Man dies after being sickened in apparent botulism outbreak
- Author: Leroy Wright May 24, 2017,
May 24, 2017, 23:52
The outbreak, which killed Martin Galindo-Larious Jr., has hospitalized at least nine others, leaving one victim paralyzed, health officials said Monday. Galindo's family confirmed his death on GoFundMe. An online fundraising page that claimed to have been set up by his family said he was married and the father of two small children.
The California Department of Public Health (CDPH) released a statement on Monday stating that the cheese sauce at the gas station had tested positive for the toxins released by bacteria which causes the illness.
The U.S. Food and Drug Administration and state health officials are investigating the outbreak but officials say they have seen no evidence of any other contaminated containers of the dip.
"We immediately retested samples from the relevant lot of cheese, and it remains clear of any contamination", the company said. "To ensure the integrity of those test results, we also sent multiple samples to an independent lab, which confirmed our findings", Beringause said.
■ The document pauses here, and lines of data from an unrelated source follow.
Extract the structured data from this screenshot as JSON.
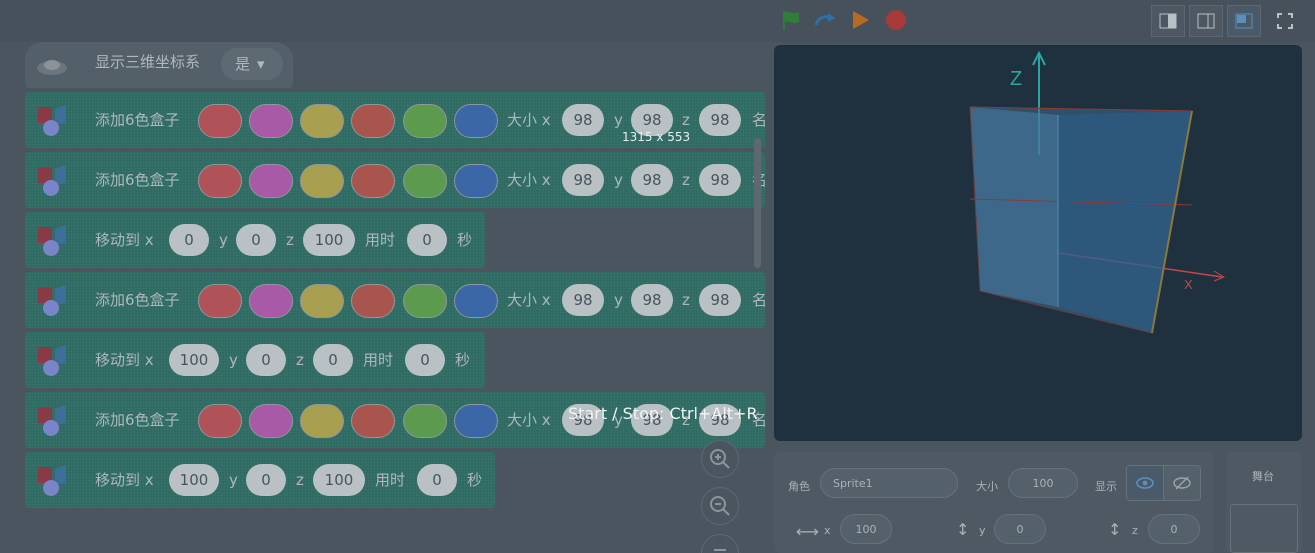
{
  "toolbar": {
    "green_flag_icon": "green-flag-icon",
    "redo_icon": "redo-icon",
    "play_icon": "play-icon",
    "stop_icon": "stop-icon",
    "colors": {
      "flag": "#2e7d3b",
      "redo": "#2f6fa8",
      "play": "#b86a1f",
      "stop": "#a83a3a"
    }
  },
  "hat_block": {
    "label": "显示三维坐标系",
    "dropdown": "是"
  },
  "blocks": [
    {
      "type": "add_box",
      "label": "添加6色盒子",
      "size_label": "大小 x",
      "x": "98",
      "y_label": "y",
      "y": "98",
      "z_label": "z",
      "z": "98",
      "tail": "名"
    },
    {
      "type": "add_box",
      "label": "添加6色盒子",
      "size_label": "大小 x",
      "x": "98",
      "y_label": "y",
      "y": "98",
      "z_label": "z",
      "z": "98",
      "tail": "名"
    },
    {
      "type": "move",
      "label": "移动到 x",
      "x": "0",
      "y_label": "y",
      "y": "0",
      "z_label": "z",
      "z": "100",
      "time_label": "用时",
      "time": "0",
      "sec": "秒"
    },
    {
      "type": "add_box",
      "label": "添加6色盒子",
      "size_label": "大小 x",
      "x": "98",
      "y_label": "y",
      "y": "98",
      "z_label": "z",
      "z": "98",
      "tail": "名"
    },
    {
      "type": "move",
      "label": "移动到 x",
      "x": "100",
      "y_label": "y",
      "y": "0",
      "z_label": "z",
      "z": "0",
      "time_label": "用时",
      "time": "0",
      "sec": "秒"
    },
    {
      "type": "add_box",
      "label": "添加6色盒子",
      "size_label": "大小 x",
      "x": "98",
      "y_label": "y",
      "y": "98",
      "z_label": "z",
      "z": "98",
      "tail": "名"
    },
    {
      "type": "move",
      "label": "移动到 x",
      "x": "100",
      "y_label": "y",
      "y": "0",
      "z_label": "z",
      "z": "100",
      "time_label": "用时",
      "time": "0",
      "sec": "秒"
    }
  ],
  "swatch_colors": [
    "#b05358",
    "#a85aa6",
    "#a8a050",
    "#a8554e",
    "#5c9a4e",
    "#3b67a6"
  ],
  "overlay": {
    "size_text": "1315 x 553",
    "hint": "Start / Stop: Ctrl+Alt+R"
  },
  "stage": {
    "axis_z": "Z",
    "axis_x": "X"
  },
  "sprite_info": {
    "role_label": "角色",
    "name": "Sprite1",
    "size_label": "大小",
    "size": "100",
    "show_label": "显示",
    "x_label": "x",
    "x": "100",
    "y_label": "y",
    "y": "0",
    "z_label": "z",
    "z": "0"
  },
  "stage_panel": {
    "label": "舞台"
  }
}
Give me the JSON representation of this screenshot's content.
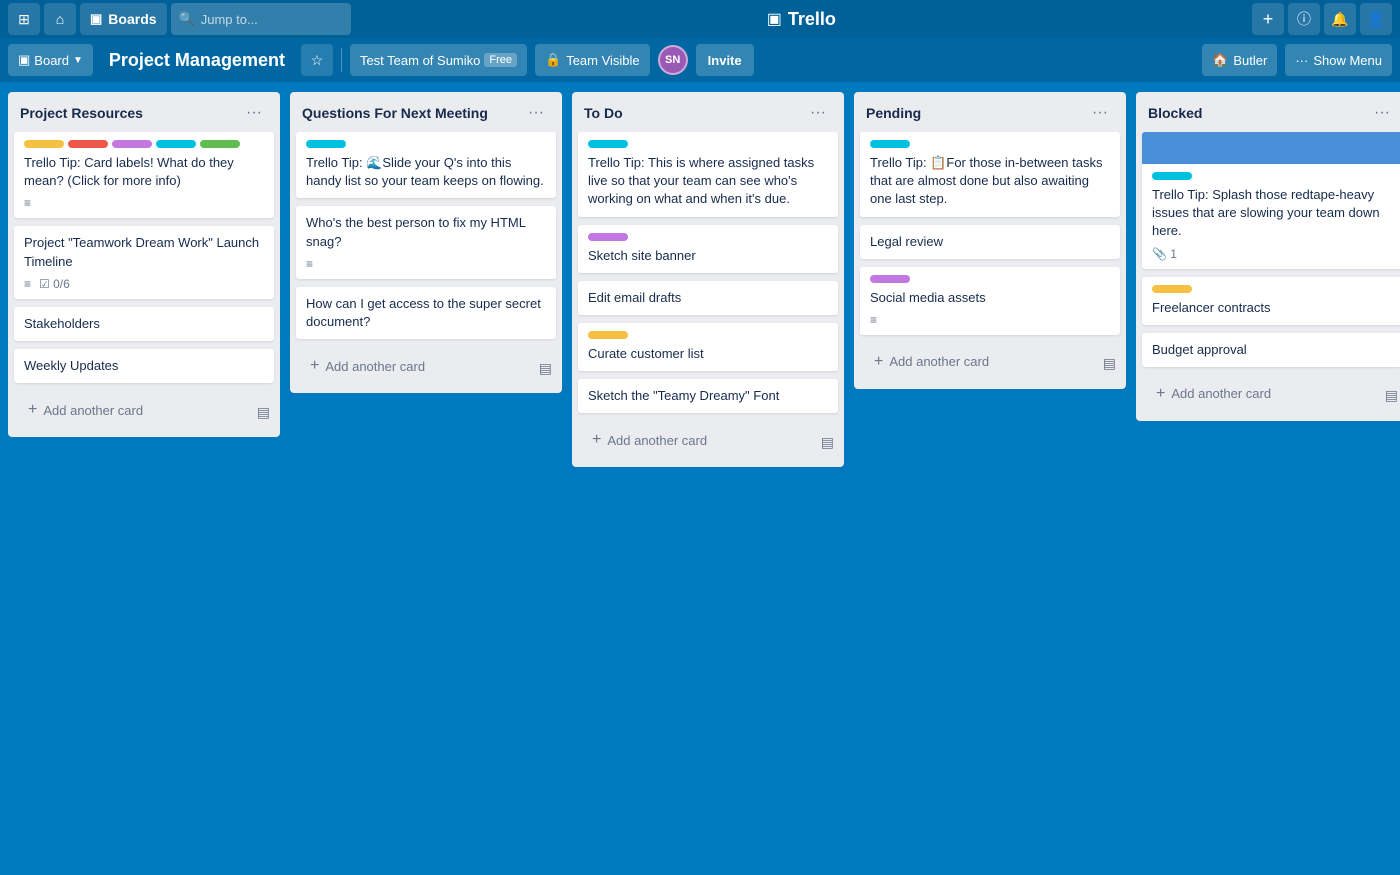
{
  "topNav": {
    "gridIcon": "⊞",
    "homeIcon": "⌂",
    "boardsLabel": "Boards",
    "searchPlaceholder": "Jump to...",
    "appName": "Trello",
    "appIcon": "▣",
    "plusIcon": "+",
    "infoIcon": "ⓘ",
    "bellIcon": "🔔",
    "userIcon": "👤"
  },
  "boardHeader": {
    "boardIcon": "▣",
    "boardDropdownLabel": "Board",
    "title": "Project Management",
    "starIcon": "☆",
    "teamName": "Test Team of Sumiko",
    "teamBadge": "Free",
    "teamVisibleLabel": "Team Visible",
    "teamVisibleIcon": "🔒",
    "avatarText": "SN",
    "inviteLabel": "Invite",
    "butlerIcon": "🏠",
    "butlerLabel": "Butler",
    "menuDotsIcon": "···",
    "showMenuLabel": "Show Menu"
  },
  "lists": [
    {
      "id": "project-resources",
      "title": "Project Resources",
      "cards": [
        {
          "id": "tip-labels",
          "labels": [
            "#f6c142",
            "#eb5a46",
            "#c377e0",
            "#00c2e0",
            "#61bd4f"
          ],
          "text": "Trello Tip: Card labels! What do they mean? (Click for more info)",
          "hasDescription": true
        },
        {
          "id": "launch-timeline",
          "labels": [],
          "text": "Project \"Teamwork Dream Work\" Launch Timeline",
          "hasDescription": true,
          "hasChecklist": true,
          "checklistText": "0/6"
        },
        {
          "id": "stakeholders",
          "labels": [],
          "text": "Stakeholders",
          "hasDescription": false
        },
        {
          "id": "weekly-updates",
          "labels": [],
          "text": "Weekly Updates",
          "hasDescription": false
        }
      ],
      "addCardLabel": "Add another card"
    },
    {
      "id": "questions-next-meeting",
      "title": "Questions For Next Meeting",
      "cards": [
        {
          "id": "tip-slide",
          "labels": [
            "#00c2e0"
          ],
          "text": "Trello Tip: 🌊Slide your Q's into this handy list so your team keeps on flowing.",
          "hasDescription": false
        },
        {
          "id": "html-snag",
          "labels": [],
          "text": "Who's the best person to fix my HTML snag?",
          "hasDescription": true
        },
        {
          "id": "secret-document",
          "labels": [],
          "text": "How can I get access to the super secret document?",
          "hasDescription": false
        }
      ],
      "addCardLabel": "Add another card"
    },
    {
      "id": "to-do",
      "title": "To Do",
      "cards": [
        {
          "id": "tip-assigned",
          "labels": [
            "#00c2e0"
          ],
          "text": "Trello Tip: This is where assigned tasks live so that your team can see who's working on what and when it's due.",
          "hasDescription": false
        },
        {
          "id": "sketch-banner",
          "labels": [
            "#c377e0"
          ],
          "text": "Sketch site banner",
          "hasDescription": false
        },
        {
          "id": "edit-email-drafts",
          "labels": [],
          "text": "Edit email drafts",
          "hasDescription": false
        },
        {
          "id": "curate-customer",
          "labels": [
            "#f6c142"
          ],
          "text": "Curate customer list",
          "hasDescription": false
        },
        {
          "id": "sketch-font",
          "labels": [],
          "text": "Sketch the \"Teamy Dreamy\" Font",
          "hasDescription": false
        }
      ],
      "addCardLabel": "Add another card"
    },
    {
      "id": "pending",
      "title": "Pending",
      "cards": [
        {
          "id": "tip-inbetween",
          "labels": [
            "#00c2e0"
          ],
          "text": "Trello Tip: 📋For those in-between tasks that are almost done but also awaiting one last step.",
          "hasDescription": false
        },
        {
          "id": "legal-review",
          "labels": [],
          "text": "Legal review",
          "hasDescription": false
        },
        {
          "id": "social-media",
          "labels": [
            "#c377e0"
          ],
          "text": "Social media assets",
          "hasDescription": true
        }
      ],
      "addCardLabel": "Add another card"
    },
    {
      "id": "blocked",
      "title": "Blocked",
      "cards": [
        {
          "id": "tip-redtape",
          "labels": [
            "#00c2e0"
          ],
          "blueHeader": true,
          "text": "Trello Tip: Splash those redtape-heavy issues that are slowing your team down here.",
          "hasAttachment": true,
          "attachmentCount": "1"
        },
        {
          "id": "freelancer-contracts",
          "labels": [
            "#f6c142"
          ],
          "text": "Freelancer contracts",
          "hasDescription": false
        },
        {
          "id": "budget-approval",
          "labels": [],
          "text": "Budget approval",
          "hasDescription": false
        }
      ],
      "addCardLabel": "Add another card"
    }
  ]
}
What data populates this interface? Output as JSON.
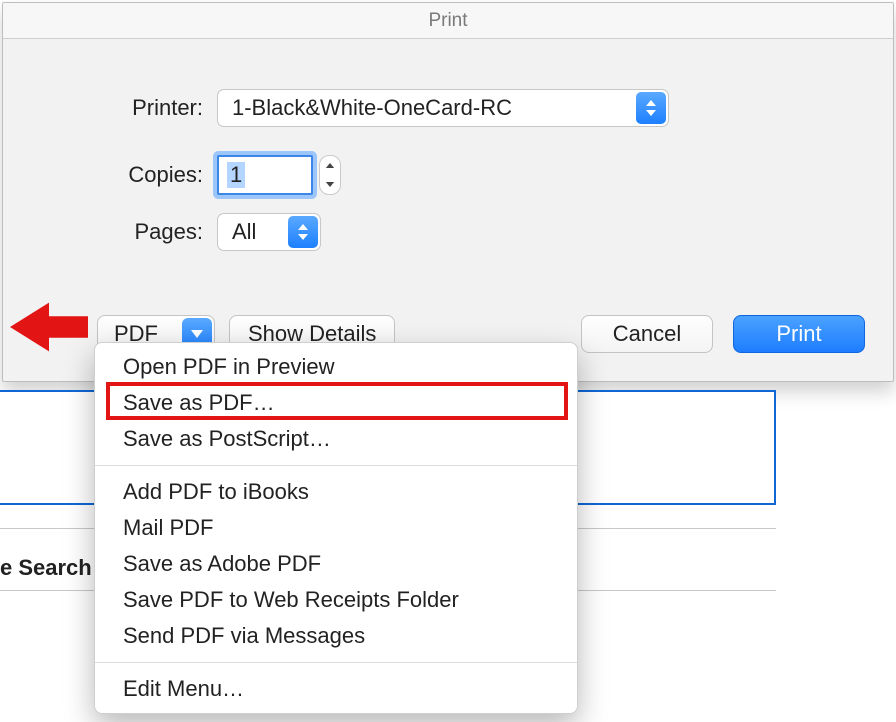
{
  "title": "Print",
  "labels": {
    "printer": "Printer:",
    "copies": "Copies:",
    "pages": "Pages:"
  },
  "printer_value": "1-Black&White-OneCard-RC",
  "copies_value": "1",
  "pages_value": "All",
  "buttons": {
    "pdf": "PDF",
    "show_details": "Show Details",
    "cancel": "Cancel",
    "print": "Print"
  },
  "pdf_menu": {
    "open_preview": "Open PDF in Preview",
    "save_as_pdf": "Save as PDF…",
    "save_as_ps": "Save as PostScript…",
    "add_ibooks": "Add PDF to iBooks",
    "mail_pdf": "Mail PDF",
    "save_adobe": "Save as Adobe PDF",
    "save_web": "Save PDF to Web Receipts Folder",
    "send_messages": "Send PDF via Messages",
    "edit_menu": "Edit Menu…"
  },
  "background": {
    "search_label": "e Search"
  }
}
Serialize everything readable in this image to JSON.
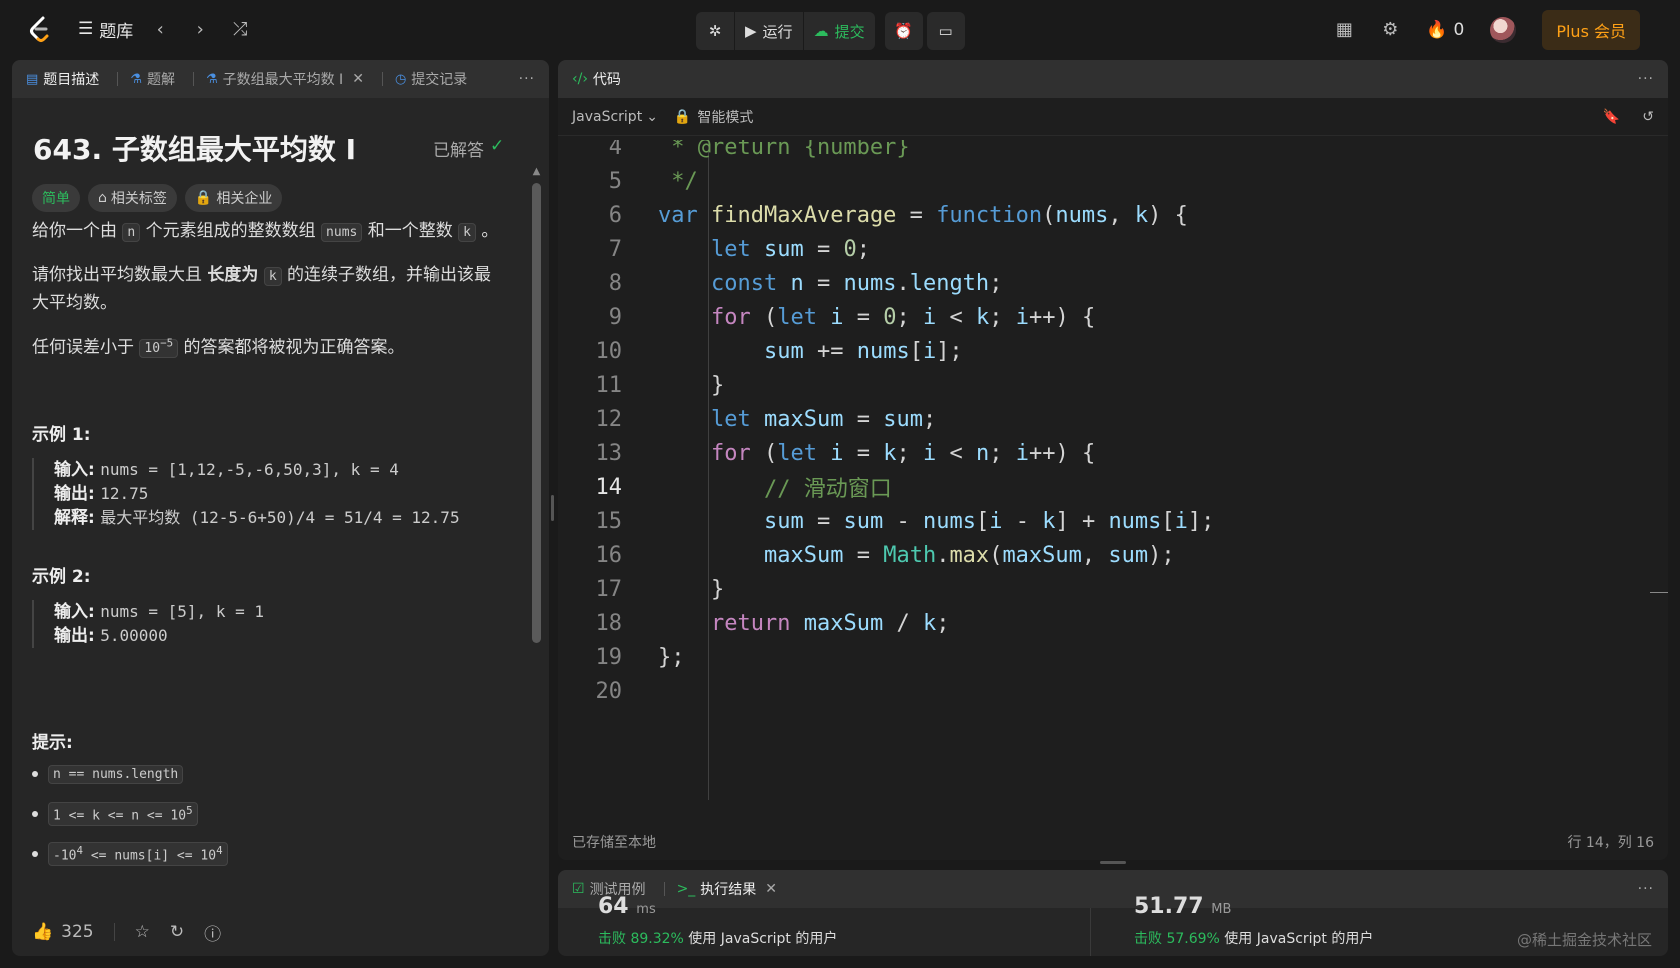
{
  "topbar": {
    "problem_list": "题库",
    "run": "运行",
    "submit": "提交",
    "streak": "0",
    "plus": "Plus 会员"
  },
  "left": {
    "tabs": [
      "题目描述",
      "题解",
      "子数组最大平均数 I",
      "提交记录"
    ],
    "title": "643. 子数组最大平均数 I",
    "solved": "已解答",
    "tags": [
      "简单",
      "相关标签",
      "相关企业"
    ],
    "desc": {
      "p1_a": "给你一个由",
      "p1_code1": "n",
      "p1_b": "个元素组成的整数数组",
      "p1_code2": "nums",
      "p1_c": "和一个整数",
      "p1_code3": "k",
      "p1_d": "。",
      "p2_a": "请你找出平均数最大且",
      "p2_bold": "长度为",
      "p2_code": "k",
      "p2_b": "的连续子数组，并输出该最大平均数。",
      "p3_a": "任何误差小于",
      "p3_code_base": "10",
      "p3_code_exp": "−5",
      "p3_b": "的答案都将被视为正确答案。"
    },
    "example1": {
      "heading": "示例 1:",
      "in_label": "输入:",
      "in_value": "nums = [1,12,-5,-6,50,3], k = 4",
      "out_label": "输出:",
      "out_value": "12.75",
      "exp_label": "解释:",
      "exp_value": "最大平均数 (12-5-6+50)/4 = 51/4 = 12.75"
    },
    "example2": {
      "heading": "示例 2:",
      "in_label": "输入:",
      "in_value": "nums = [5], k = 1",
      "out_label": "输出:",
      "out_value": "5.00000"
    },
    "hints_heading": "提示:",
    "constraints": [
      {
        "base": "n == nums.length",
        "exp": ""
      },
      {
        "base": "1 <= k <= n <= 10",
        "exp": "5"
      },
      {
        "pre": "-10",
        "pre_exp": "4",
        "base": " <= nums[i] <= 10",
        "exp": "4"
      }
    ],
    "likes": "325"
  },
  "code": {
    "tab": "代码",
    "language": "JavaScript",
    "mode": "智能模式",
    "saved": "已存储至本地",
    "cursor": "行 14，列 16",
    "current_line": 14
  },
  "result": {
    "tabs": [
      "测试用例",
      "执行结果"
    ],
    "runtime_value": "64",
    "runtime_unit": "ms",
    "runtime_beat_label": "击败 89.32%",
    "runtime_beat_suffix": "使用 JavaScript 的用户",
    "memory_value": "51.77",
    "memory_unit": "MB",
    "memory_beat_label": "击败 57.69%",
    "memory_beat_suffix": "使用 JavaScript 的用户"
  },
  "watermark": "@稀土掘金技术社区"
}
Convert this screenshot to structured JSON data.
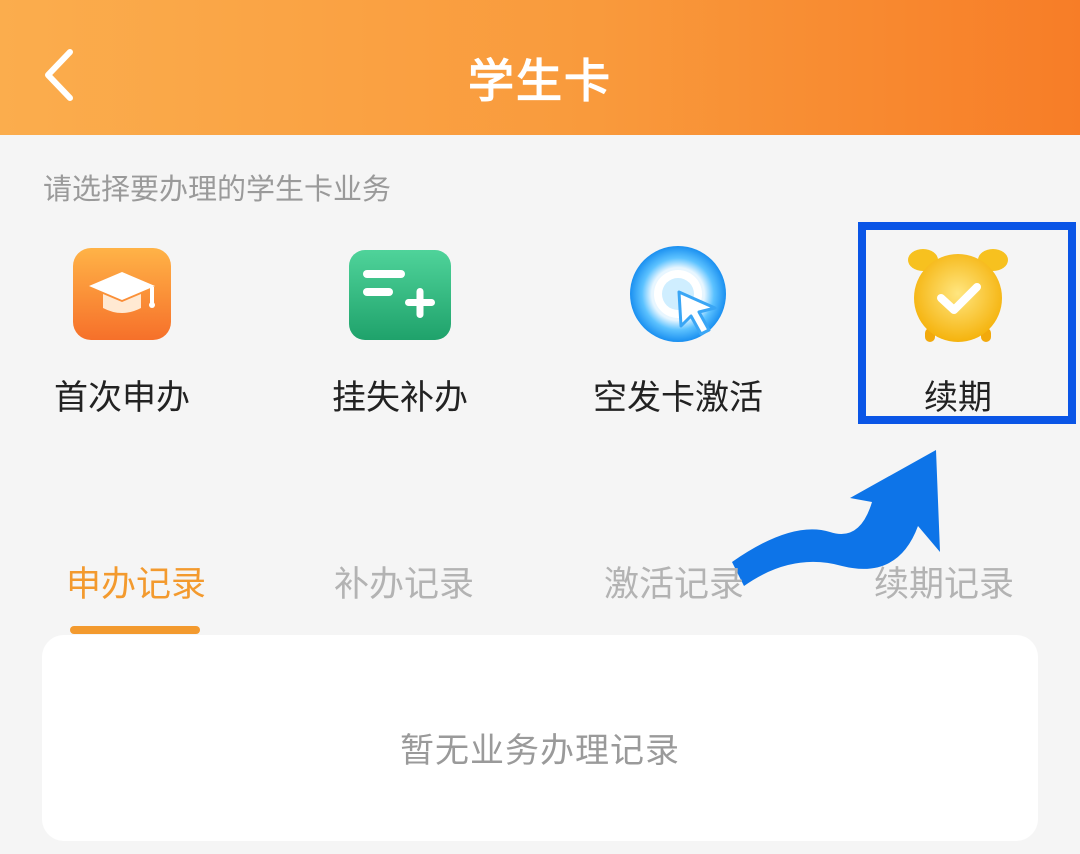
{
  "header": {
    "title": "学生卡",
    "back_icon": "chevron-left-icon"
  },
  "prompt": "请选择要办理的学生卡业务",
  "services": [
    {
      "label": "首次申办",
      "icon": "graduation-cap-icon",
      "color": "#f7862b"
    },
    {
      "label": "挂失补办",
      "icon": "card-add-icon",
      "color": "#26b27a"
    },
    {
      "label": "空发卡激活",
      "icon": "activate-cursor-icon",
      "color": "#1c9ef5"
    },
    {
      "label": "续期",
      "icon": "alarm-clock-icon",
      "color": "#f7bd16"
    }
  ],
  "highlight": {
    "target": "续期",
    "color": "#0a55e6"
  },
  "tabs": [
    {
      "label": "申办记录",
      "active": true
    },
    {
      "label": "补办记录",
      "active": false
    },
    {
      "label": "激活记录",
      "active": false
    },
    {
      "label": "续期记录",
      "active": false
    }
  ],
  "records": {
    "empty_text": "暂无业务办理记录"
  },
  "colors": {
    "accent": "#f39a2e",
    "header_start": "#fbad4d",
    "header_end": "#f77d27"
  }
}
Survivors, including victims of the latest outbreak, are forced to spend weeks or months on ventilators.
Food-borne botulism is an uncommon but serious paralytic illness, the department noted, stemming from an odorless and colorless toxin found in foods not properly processed or stored.
Fewer than 100 cases of foodborne botulism are reported in the USA every year - in some years, there are not even 20 annual cases, according to the Center for Disease Control and Prevention.
Share with Us - We'd love to hear eyewitness accounts, the history behind an article, and smart, constructive criticism. Says Beringause in a statement, "Gehl's facilities remain safe for food production and all of our food samples continue to test negative for any contaminants".
Botulism is a rare type of food poisoning, and usually linked to home-canned food gone wrong.
The Mayo Clinic reports that foodborne botulism is caused by toxins from bacteria called Clostridium botulinum, which thrives in environments with low oxygen, such as canned food. The CDC recommends throwing away any food you suspect may be contaminated. The majority of botulism patients never fully recover.
Additional symptoms include difficulty swallowing or speaking, dry mouth, facial weakness, blurred or double vision, drooping eyelids, nausea, vomiting and abdominal cramps.
Patients also report a generally less happy and peaceful psychological state than before their illness.